At the same time, we must invest in building the strength of our own sector.

That is why NTIBN is launching the BlakBoard Initiative — a Blak-led and Blak-owned governance, leadership and management support service designed specifically for Aboriginal businesses, corporations and organisations.

For too long, solutions for Aboriginal organisations have been designed, delivered and controlled by others.

BlakBoard represents a different approach. It is self-determination in action.

It recognises that Aboriginal people already hold the knowledge, capability and solutions needed to strengthen our organisations and drive our own development.

Strong governance is not simply about compliance. It is about sovereignty.

It is about ensuring Aboriginal organisations remain accountable to community while also being positioned to compete, grow and lead.

Because economic development is not just about projects. It is about people. It is about institutions. And it is about building strong Aboriginal-controlled organisations capable of creating wealth and opportunity for future generations.

We also need mainstream institutions to evolve.

One of the greatest untapped economic opportunities in Australia sits in plain sight: Aboriginal-held land.

Yet despite its enormous value, Aboriginal land often remains difficult to leverage for economic development because financial systems, lending models and investment structures were never designed with collective Indigenous ownership in mind.

Rather than seeking to weaken land rights, governments, banks and financial institutions should be working alongside Aboriginal organisations to develop innovative solutions that unlock economic opportunity while maintaining cultural protections and collective ownership.

The answer is not less land rights.
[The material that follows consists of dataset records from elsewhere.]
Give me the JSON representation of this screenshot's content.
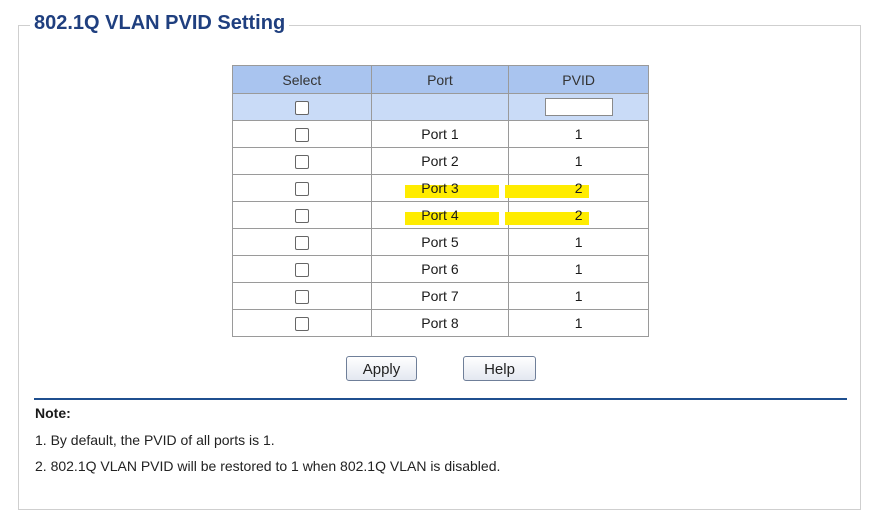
{
  "section": {
    "title": "802.1Q VLAN PVID Setting"
  },
  "table": {
    "headers": {
      "select": "Select",
      "port": "Port",
      "pvid": "PVID"
    },
    "all_pvid_value": "",
    "rows": [
      {
        "port": "Port 1",
        "pvid": "1",
        "highlighted": false
      },
      {
        "port": "Port 2",
        "pvid": "1",
        "highlighted": false
      },
      {
        "port": "Port 3",
        "pvid": "2",
        "highlighted": true
      },
      {
        "port": "Port 4",
        "pvid": "2",
        "highlighted": true
      },
      {
        "port": "Port 5",
        "pvid": "1",
        "highlighted": false
      },
      {
        "port": "Port 6",
        "pvid": "1",
        "highlighted": false
      },
      {
        "port": "Port 7",
        "pvid": "1",
        "highlighted": false
      },
      {
        "port": "Port 8",
        "pvid": "1",
        "highlighted": false
      }
    ]
  },
  "buttons": {
    "apply": "Apply",
    "help": "Help"
  },
  "note": {
    "title": "Note:",
    "lines": [
      "1. By default, the PVID of all ports is 1.",
      "2. 802.1Q VLAN PVID will be restored to 1 when 802.1Q VLAN is disabled."
    ]
  },
  "colors": {
    "title": "#1f3f7f",
    "header_bg": "#a9c4ef",
    "subheader_bg": "#c9dbf7",
    "highlight": "#ffec00",
    "divider": "#1f4f8f"
  }
}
The answer is more economic sophistication.

The answer is building frameworks that allow Aboriginal people to participate fully in the economy while retaining control of our Country.

For 50 years, the Land Rights Act has protected something far greater than land.
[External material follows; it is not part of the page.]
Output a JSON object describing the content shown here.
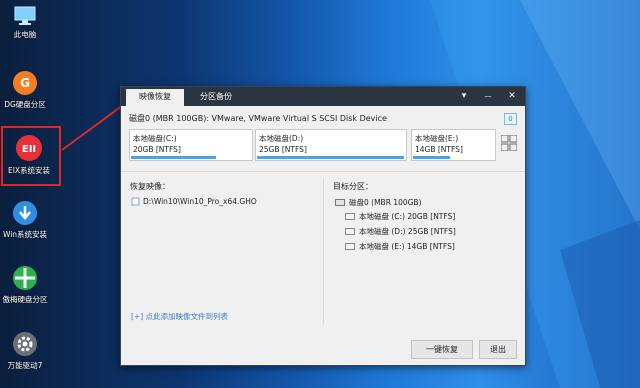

It has protected the principle that Aboriginal people have the right to determine our own future.

It has provided a foundation for cultural survival, political recognition and economic participation.
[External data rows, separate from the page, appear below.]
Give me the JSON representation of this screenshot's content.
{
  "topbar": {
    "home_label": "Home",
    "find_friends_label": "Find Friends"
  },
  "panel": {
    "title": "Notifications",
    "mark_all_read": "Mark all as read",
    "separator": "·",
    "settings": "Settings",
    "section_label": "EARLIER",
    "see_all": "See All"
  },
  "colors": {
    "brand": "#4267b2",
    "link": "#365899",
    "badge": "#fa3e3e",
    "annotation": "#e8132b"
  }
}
It has ensured that Aboriginal people have a seat at the table when decisions are made about our Country.

That should never be underestimated.

The first 50 years of land rights were about recognition.

Recognition of rights.

Recognition of Country.

Recognition that Aboriginal people must be heard.

But recognition alone is no longer enough.

The next 50 years must be about ownership.

They must be about equity.

They must be about economic power.

They must be about ensuring Aboriginal people are not merely consulted on development but are active participants, investors, business owners and beneficiaries of it.

The next chapter of land rights should not be measured by how many agreements are signed.

It should be measured by how many Aboriginal businesses are created.

How many Aboriginal people are employed.

How many Aboriginal organisations are leading.

How many Aboriginal families build generational wealth.

And how many communities are able to shape their own economic futures.

At NTIBN, that is the future we are working towards.

Through certification, business support, procurement advocacy, economic research through the BlakPrint Report, and sector-building initiatives such as BlakBoard, we are investing in a future where Aboriginal people are not simply part of the economy, but helping to lead it.

Because if the first 50 years of land rights were about securing our place in the system, the next fifty years must be about transforming it.

A future where Aboriginal businesses are winning major contracts on their own Country.

A future where Traditional Owners hold equity in the projects that operate on their land.

A future where Aboriginal organisations are strong, self-determined and economically independent.

A future where the wealth generated from Aboriginal land creates lasting prosperity for Aboriginal people.

That is the promise of land rights.

That is the promise of economic sovereignty.